The BCALToolbox is an open-source project hosted on GitHub, licensed under MIT. The build pipeline compiles against multiple Business Central versions and localizations:

strategy:
  matrix:
    'Compile Against W1 - Current Version':
      artifactCountry: 'w1'
      artifactVersion: 'Current'
    'Compile Against W1 - Next Minor':
      artifactCountry: 'w1'
      artifactVersion: 'NextMinor'
    'Compile Against W1 - Next Major':
      artifactCountry: 'w1'
      artifactVersion: 'NextMajor'
    'Compile Against United States - Current Version':
      artifactCountry: 'us'
      artifactVersion: 'Current'
    'Compile Against United States - Next Minor':
      artifactCountry: 'us'
      artifactVersion: 'NextMinor'
    'Compile Against United States - Next Major':
      artifactCountry: 'us'
      artifactVersion: 'NextMajor'

The workspace is configured with multiple code analyzers enabled, including CodeCop, UICop, and PerTenantExtensionCop, with compilation set to fail on warnings:

"settings": {
    "al.enableCodeAnalysis": true,
    "al.backgroundCodeAnalysis": true,
    "al.codeAnalyzers": [
        "${CodeCop}", "${UICop}", "${PerTenantExtensionCop}"
    ]
}

Conclusion

This was an honest, weekend-hacking exploration of integrating AI code generation into a Business Central development tool.

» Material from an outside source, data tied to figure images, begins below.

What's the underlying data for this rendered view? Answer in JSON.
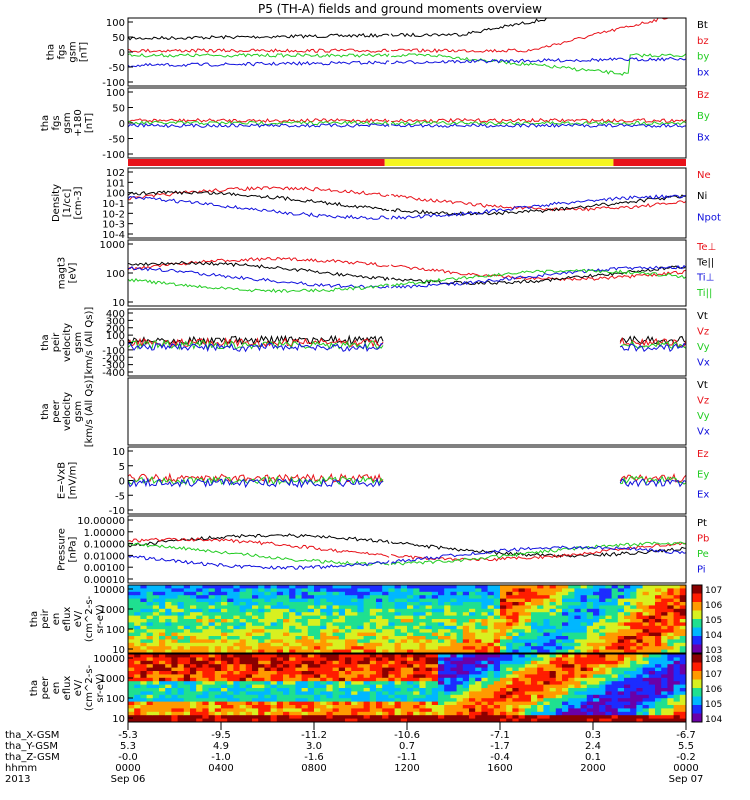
{
  "title": "P5 (TH-A) fields and ground moments overview",
  "colors": {
    "black": "#000000",
    "red": "#e8121a",
    "green": "#22cc22",
    "blue": "#1010dd",
    "yellow": "#f5f520"
  },
  "chart_data": [
    {
      "type": "line",
      "panel": "fgs",
      "ylabel": [
        "tha",
        "fgs",
        "gsm",
        "[nT]"
      ],
      "yticks": [
        "100",
        "50",
        "0",
        "-50",
        "-100"
      ],
      "series": [
        {
          "name": "Bt",
          "color": "black"
        },
        {
          "name": "bz",
          "color": "red"
        },
        {
          "name": "by",
          "color": "green"
        },
        {
          "name": "bx",
          "color": "blue"
        }
      ],
      "ylim": [
        -100,
        100
      ]
    },
    {
      "type": "line",
      "panel": "fgs_dsl",
      "ylabel": [
        "tha",
        "fgs",
        "gsm",
        "+180",
        "[nT]"
      ],
      "yticks": [
        "100",
        "50",
        "0",
        "-50",
        "-100"
      ],
      "series": [
        {
          "name": "Bz",
          "color": "red"
        },
        {
          "name": "By",
          "color": "green"
        },
        {
          "name": "Bx",
          "color": "blue"
        }
      ],
      "ylim": [
        -120,
        100
      ]
    },
    {
      "type": "bar",
      "panel": "mode_bar",
      "segments": [
        {
          "from": 0.0,
          "to": 0.46,
          "color": "red"
        },
        {
          "from": 0.46,
          "to": 0.87,
          "color": "yellow"
        },
        {
          "from": 0.87,
          "to": 1.0,
          "color": "red"
        }
      ]
    },
    {
      "type": "line",
      "panel": "density",
      "ylabel": [
        "Density",
        "[1/cc]",
        "[cm-3]"
      ],
      "yticks": [
        "10^2",
        "10^1",
        "10^0",
        "10^-1",
        "10^-2",
        "10^-3",
        "10^-4"
      ],
      "series": [
        {
          "name": "Ne",
          "color": "red"
        },
        {
          "name": "Ni",
          "color": "black"
        },
        {
          "name": "Npot",
          "color": "blue"
        }
      ],
      "log": true
    },
    {
      "type": "line",
      "panel": "temperature",
      "ylabel": [
        "magt3",
        "[eV]"
      ],
      "yticks": [
        "1000",
        "100",
        "10"
      ],
      "series": [
        {
          "name": "Te⊥",
          "color": "red"
        },
        {
          "name": "Te||",
          "color": "black"
        },
        {
          "name": "Ti⊥",
          "color": "blue"
        },
        {
          "name": "Ti||",
          "color": "green"
        }
      ],
      "log": true
    },
    {
      "type": "line",
      "panel": "peir_velocity",
      "ylabel": [
        "tha",
        "peir",
        "velocity",
        "gsm",
        "[km/s (All Qs)]"
      ],
      "yticks": [
        "400",
        "300",
        "200",
        "100",
        "0",
        "-100",
        "-200",
        "-300",
        "-400"
      ],
      "series": [
        {
          "name": "Vt",
          "color": "black"
        },
        {
          "name": "Vz",
          "color": "red"
        },
        {
          "name": "Vy",
          "color": "green"
        },
        {
          "name": "Vx",
          "color": "blue"
        }
      ],
      "ylim": [
        -400,
        400
      ]
    },
    {
      "type": "line",
      "panel": "peer_velocity",
      "ylabel": [
        "tha",
        "peer",
        "velocity",
        "gsm",
        "[km/s (All Qs)]"
      ],
      "yticks": [],
      "series": [
        {
          "name": "Vt",
          "color": "black"
        },
        {
          "name": "Vz",
          "color": "red"
        },
        {
          "name": "Vy",
          "color": "green"
        },
        {
          "name": "Vx",
          "color": "blue"
        }
      ]
    },
    {
      "type": "line",
      "panel": "efield",
      "ylabel": [
        "E=-VxB",
        "[mV/m]"
      ],
      "yticks": [
        "10",
        "5",
        "0",
        "-5",
        "-10"
      ],
      "series": [
        {
          "name": "Ez",
          "color": "red"
        },
        {
          "name": "Ey",
          "color": "green"
        },
        {
          "name": "Ex",
          "color": "blue"
        }
      ],
      "ylim": [
        -10,
        10
      ]
    },
    {
      "type": "line",
      "panel": "pressure",
      "ylabel": [
        "Pressure",
        "[nPa]"
      ],
      "yticks": [
        "10.00000",
        "1.00000",
        "0.10000",
        "0.01000",
        "0.00100",
        "0.00010"
      ],
      "series": [
        {
          "name": "Pt",
          "color": "black"
        },
        {
          "name": "Pb",
          "color": "red"
        },
        {
          "name": "Pe",
          "color": "green"
        },
        {
          "name": "Pi",
          "color": "blue"
        }
      ],
      "log": true
    },
    {
      "type": "heatmap",
      "panel": "peir_spec",
      "ylabel": [
        "tha",
        "peir",
        "en",
        "eflux",
        "eV/",
        "(cm^2-s-",
        "sr-eV)"
      ],
      "yticks": [
        "10000",
        "1000",
        "100",
        "10"
      ],
      "colorbar": [
        "10^7",
        "10^6",
        "10^5",
        "10^4",
        "10^3"
      ]
    },
    {
      "type": "heatmap",
      "panel": "peer_spec",
      "ylabel": [
        "tha",
        "peer",
        "en",
        "eflux",
        "eV/",
        "(cm^2-s-",
        "sr-eV)"
      ],
      "yticks": [
        "10000",
        "1000",
        "100",
        "10"
      ],
      "colorbar": [
        "10^8",
        "10^7",
        "10^6",
        "10^5",
        "10^4"
      ]
    }
  ],
  "xaxis": {
    "row_labels": [
      "tha_X-GSM",
      "tha_Y-GSM",
      "tha_Z-GSM",
      "hhmm",
      "2013"
    ],
    "columns": [
      {
        "x": "-5.3",
        "y": "5.3",
        "z": "-0.0",
        "t": "0000",
        "d": "Sep 06"
      },
      {
        "x": "-9.5",
        "y": "4.9",
        "z": "-1.0",
        "t": "0400",
        "d": ""
      },
      {
        "x": "-11.2",
        "y": "3.0",
        "z": "-1.6",
        "t": "0800",
        "d": ""
      },
      {
        "x": "-10.6",
        "y": "0.7",
        "z": "-1.1",
        "t": "1200",
        "d": ""
      },
      {
        "x": "-7.1",
        "y": "-1.7",
        "z": "-0.4",
        "t": "1600",
        "d": ""
      },
      {
        "x": "0.3",
        "y": "2.4",
        "z": "0.1",
        "t": "2000",
        "d": ""
      },
      {
        "x": "-6.7",
        "y": "5.5",
        "z": "-0.2",
        "t": "0000",
        "d": "Sep 07"
      }
    ]
  }
}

The integration itself is straightforward — just 62 lines of AL to call Azure OpenAI’s completions endpoint. The hard part is getting the model to produce valid, useful AL code.

The key takeaways:

  • Generic prompts produce generic (non-AL) code — you need domain-specific prompts to get AL output
  • Even when the model produces AL-looking code, it often contains subtle but critical errors
  • Providing schema information and language rules in the prompt helps, but isn’t sufficient on its own
  • The compile-and-iterate approach is promising but doesn’t solve logical correctness
  • Pre-populating prompts with symbol/metadata information from the actual BC environment may be the most practical path forward

This is clearly a long way from being useful to anyone in production, but it’s a fascinating starting point. Erik invited the community to share feedback — what’s promising, what’s a dead end, and what approaches might work better.